Emerald River had an estimated cost of $800 million, which would make it Nevada's most expensive hotel-casino project up to that point. It would be built in phases over a 10-year period, with the first originally expected to open in late 1989 or early 1990. The first phase would be built on 27 acre, at a cost of $130 million. McCarthy Construction, based in Phoenix, Arizona, was the general contractor. Construction of the golf course was underway in November 1988. A year later, the Emerald River project received a $133 million construction loan from the Canadian Imperial Bank of Commerce.
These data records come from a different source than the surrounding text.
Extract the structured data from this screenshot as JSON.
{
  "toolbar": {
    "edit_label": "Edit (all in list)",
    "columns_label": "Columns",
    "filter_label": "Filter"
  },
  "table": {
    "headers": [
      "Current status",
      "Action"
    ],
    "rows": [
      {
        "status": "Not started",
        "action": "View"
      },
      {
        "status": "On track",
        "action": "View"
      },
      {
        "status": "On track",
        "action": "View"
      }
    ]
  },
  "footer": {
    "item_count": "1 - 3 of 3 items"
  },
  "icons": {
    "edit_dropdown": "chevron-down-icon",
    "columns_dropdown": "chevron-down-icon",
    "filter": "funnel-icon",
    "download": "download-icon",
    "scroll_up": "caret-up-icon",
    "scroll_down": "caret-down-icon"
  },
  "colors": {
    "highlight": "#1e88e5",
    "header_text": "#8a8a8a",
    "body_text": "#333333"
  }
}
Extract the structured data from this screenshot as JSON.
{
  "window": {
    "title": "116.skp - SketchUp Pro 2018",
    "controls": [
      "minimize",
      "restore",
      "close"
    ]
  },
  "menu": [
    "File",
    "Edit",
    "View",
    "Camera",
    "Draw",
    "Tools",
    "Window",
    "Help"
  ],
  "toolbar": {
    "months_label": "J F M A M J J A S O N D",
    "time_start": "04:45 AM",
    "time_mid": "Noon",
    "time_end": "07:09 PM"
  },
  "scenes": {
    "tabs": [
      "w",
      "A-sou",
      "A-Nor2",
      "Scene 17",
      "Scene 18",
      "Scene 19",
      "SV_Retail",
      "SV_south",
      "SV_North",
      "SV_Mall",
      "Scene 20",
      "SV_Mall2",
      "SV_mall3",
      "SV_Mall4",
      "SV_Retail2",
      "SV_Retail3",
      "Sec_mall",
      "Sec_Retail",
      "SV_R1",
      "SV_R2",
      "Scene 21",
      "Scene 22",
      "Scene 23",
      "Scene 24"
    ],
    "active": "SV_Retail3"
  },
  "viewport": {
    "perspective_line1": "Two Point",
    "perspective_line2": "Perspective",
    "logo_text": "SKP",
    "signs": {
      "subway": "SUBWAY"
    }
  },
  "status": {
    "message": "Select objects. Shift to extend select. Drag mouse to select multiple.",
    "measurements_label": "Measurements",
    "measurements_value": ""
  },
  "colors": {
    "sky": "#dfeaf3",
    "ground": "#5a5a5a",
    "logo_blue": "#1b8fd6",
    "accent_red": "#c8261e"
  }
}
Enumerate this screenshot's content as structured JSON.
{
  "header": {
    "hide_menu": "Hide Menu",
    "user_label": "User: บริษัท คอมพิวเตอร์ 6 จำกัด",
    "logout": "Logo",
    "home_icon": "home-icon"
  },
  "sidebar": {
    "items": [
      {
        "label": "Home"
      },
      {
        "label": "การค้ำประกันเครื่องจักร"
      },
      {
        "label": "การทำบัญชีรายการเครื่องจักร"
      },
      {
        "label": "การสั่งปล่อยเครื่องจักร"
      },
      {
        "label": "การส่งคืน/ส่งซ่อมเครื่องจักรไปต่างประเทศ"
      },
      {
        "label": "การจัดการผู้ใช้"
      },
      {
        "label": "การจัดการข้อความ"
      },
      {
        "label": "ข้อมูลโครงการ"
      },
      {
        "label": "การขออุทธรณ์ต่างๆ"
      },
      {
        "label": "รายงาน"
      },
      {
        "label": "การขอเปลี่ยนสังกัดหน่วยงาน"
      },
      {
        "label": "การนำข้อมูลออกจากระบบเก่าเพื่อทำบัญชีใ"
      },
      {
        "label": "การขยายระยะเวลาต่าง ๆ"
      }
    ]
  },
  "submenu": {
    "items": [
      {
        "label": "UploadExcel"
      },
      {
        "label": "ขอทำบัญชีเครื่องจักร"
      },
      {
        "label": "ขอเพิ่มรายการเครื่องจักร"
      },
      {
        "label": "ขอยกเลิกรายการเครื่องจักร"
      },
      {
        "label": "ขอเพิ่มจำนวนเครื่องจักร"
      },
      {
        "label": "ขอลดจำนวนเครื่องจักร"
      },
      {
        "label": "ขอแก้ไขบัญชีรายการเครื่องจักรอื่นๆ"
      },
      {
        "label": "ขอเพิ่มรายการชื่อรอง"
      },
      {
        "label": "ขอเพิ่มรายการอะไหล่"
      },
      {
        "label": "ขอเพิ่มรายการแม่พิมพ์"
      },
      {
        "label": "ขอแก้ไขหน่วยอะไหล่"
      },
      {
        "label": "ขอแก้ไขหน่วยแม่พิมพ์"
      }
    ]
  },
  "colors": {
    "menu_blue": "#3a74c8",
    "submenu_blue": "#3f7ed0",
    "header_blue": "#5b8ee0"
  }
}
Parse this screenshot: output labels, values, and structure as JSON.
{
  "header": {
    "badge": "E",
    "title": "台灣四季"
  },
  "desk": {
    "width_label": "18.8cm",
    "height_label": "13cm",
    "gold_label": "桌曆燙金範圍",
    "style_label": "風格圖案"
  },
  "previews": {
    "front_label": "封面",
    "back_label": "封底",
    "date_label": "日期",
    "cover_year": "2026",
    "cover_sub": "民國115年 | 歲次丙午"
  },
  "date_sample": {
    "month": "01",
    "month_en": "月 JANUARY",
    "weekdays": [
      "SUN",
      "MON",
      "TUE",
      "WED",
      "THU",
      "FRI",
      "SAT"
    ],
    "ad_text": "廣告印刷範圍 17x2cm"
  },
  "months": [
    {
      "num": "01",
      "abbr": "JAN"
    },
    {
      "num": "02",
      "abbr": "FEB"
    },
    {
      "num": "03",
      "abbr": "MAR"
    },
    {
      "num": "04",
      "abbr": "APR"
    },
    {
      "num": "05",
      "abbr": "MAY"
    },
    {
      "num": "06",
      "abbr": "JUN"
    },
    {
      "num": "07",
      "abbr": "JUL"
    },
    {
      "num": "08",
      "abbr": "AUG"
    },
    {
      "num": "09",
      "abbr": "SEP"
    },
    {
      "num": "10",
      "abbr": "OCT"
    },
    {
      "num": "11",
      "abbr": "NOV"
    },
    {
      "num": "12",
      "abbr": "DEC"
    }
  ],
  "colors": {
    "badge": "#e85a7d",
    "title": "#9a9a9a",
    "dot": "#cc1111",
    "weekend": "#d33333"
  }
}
A subsidiary of the Japan-based JDC Corporation also joined McCarthy as a construction partner.

The 18-hole Emerald River Golf Course opened in February 1990, and was ranked by the United States Golf Association as the most difficult course in Nevada. It was the only component of the Emerald River project to reach completion. Construction on the remainder of the first phase – the 1,100-room hotel-casino – was halted in September 1990, due to financial problems. Poor economic conditions, including the collapse of the junk bond market, left Midby with no money to complete the project. Two towers, rising 7 and 14 stories, sat as unfinished concrete shells, after more than a year of construction. Although the 14-story tower had reached its top floor, the smaller structure was meant as a 23-story building.

The Emerald River site included 110 acre owned by the Colorado River Commission of Nevada. The project did not advance far enough for the developers to make a purchase on the commission's acreage. Paine Webber foreclosed on other land a few years after the project was halted, and the company held ownership into the next decade. Bank of America also owned a portion of the site.

===Later plans===
Nick Azouz, a Las Vegas developer, purchased the golf course, the unfinished towers, and undeveloped land in 2001. He established Riverside Developments LLC to take ownership of the land and to finish the project, serving as the company's president. Azouz's purchase included 275 acre. In 2002, he offered $3.8 million to buy the remaining acreage owned by the Colorado River Commission, although the agency considered this offer too low, with its own appraisals coming in at around $4.5 million.

Laughlin's gaming industry had been hurt in recent years by the rise of Native American casinos in Arizona and California. Azouz hoped to reverse this by finishing the Emerald River project as a golf course community, accompanied by a hotel-casino. Although his proposal was supported by local residents, the commission in 2003 decided to reject his offer for the remaining acreage, instead choosing to study the land and determine the best use for it. Azouz said he would proceed with his project on the land he already owned, albeit with modifications. The town's namesake, Don Laughlin, was disappointed by the commission's decision: "That was unfortunate for Laughlin. The more productive he could make the property, the better it could be for the community. What's good for him is good for the community."

Laughlin's real estate market saw improvement over the next two years, prompting the commission to put its land up for sale at a price of $13 million. Riverside Developments purchased it in 2005, for a total of 385 acre. The golf course closed later that year, when the operator's lease expired. The commission had determined that there was demand for more housing in Laughlin, as many workers commuted from nearby Bullhead City in Arizona. In addition to a hotel-casino, Riverside's plan for the property also featured a marina and more than 1,300 residential units, including houses, townhomes, and timeshares. The unfinished towers would be completed as condominium buildings.

In 2006, Azouz sold 7 acres of the site, and also agreed to sell another 17 which included the unfinished towers. However, the second sale was never finalized, leading to litigation between Azouz and the prospective buyer. Azouz never followed through on redevelopment, due to poor economic conditions caused by the Great Recession. County inspectors continued to carry out monthly exams of the towers, which were well preserved due to the area's dry desert climate.

The project was on indefinite hold as of 2011, and Azouz sold his interest to investors five years later. The two towers, still considered structurally sound at that time, remain unfinished.